The idea that markets can deliver human or planetary outcomes is an insult to markets. Anyone in the markets is in them for one reason only, to make money. Any CEO has one duty, to maximize shareholder value.
John Maynard Keynes said, “Practical men who believe themselves to be quite exempt from any intellectual influence, are usually the slaves of some defunct economist. Madmen in authority, who hear voices in the air, are distilling their frenzy from some academic scribbler of a few years back.”
One of those defunct economists who defines modern capitalism is Milton Friedman. Friedman was at least honestly evil. As Friedman said (via Joel Bakan), “There is but one “social responsibility” for corporate executives, Friedman believes: they must make as much money as possible for their shareholders. This is a moral imperative. Executives who choose social and environmental goals over profits — who try to act morally — are, in fact, immoral.”

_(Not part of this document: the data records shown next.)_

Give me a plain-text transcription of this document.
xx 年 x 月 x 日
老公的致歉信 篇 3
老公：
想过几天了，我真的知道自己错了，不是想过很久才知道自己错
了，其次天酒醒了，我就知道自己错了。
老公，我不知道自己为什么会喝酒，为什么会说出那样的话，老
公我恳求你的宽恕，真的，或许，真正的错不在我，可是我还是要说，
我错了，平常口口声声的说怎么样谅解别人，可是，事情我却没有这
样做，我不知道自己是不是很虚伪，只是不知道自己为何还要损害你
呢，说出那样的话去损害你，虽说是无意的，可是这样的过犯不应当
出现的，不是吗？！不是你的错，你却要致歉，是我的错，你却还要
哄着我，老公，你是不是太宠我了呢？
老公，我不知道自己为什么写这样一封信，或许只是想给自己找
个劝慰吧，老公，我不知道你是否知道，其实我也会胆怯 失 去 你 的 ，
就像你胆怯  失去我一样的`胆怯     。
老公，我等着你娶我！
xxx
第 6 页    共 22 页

This is absolutely true in the artificial ecosystem of the market, where life and death are defined purely by profit or loss. Regulation only indirectly changes the ecosystem—making it unprofitable to enslave people or introducing fines for pollution—but it doesn’t redirect the evolution of the marketplace. The goal is always increasing profit.
One case in point is Tesla, which merely uses environmentalism in the same way as ‘putting a good-looking girl in front of an automobile.’ To sell an automobile. The fact is that two tons of steel and lithium to move a few people is still vastly less efficient than a train or bus. Tesla’s purported environmentalism is just a corporate insincerity, used to sell something deeply destructive of the environment, whatever the engine is. It’s just in order to sell cars.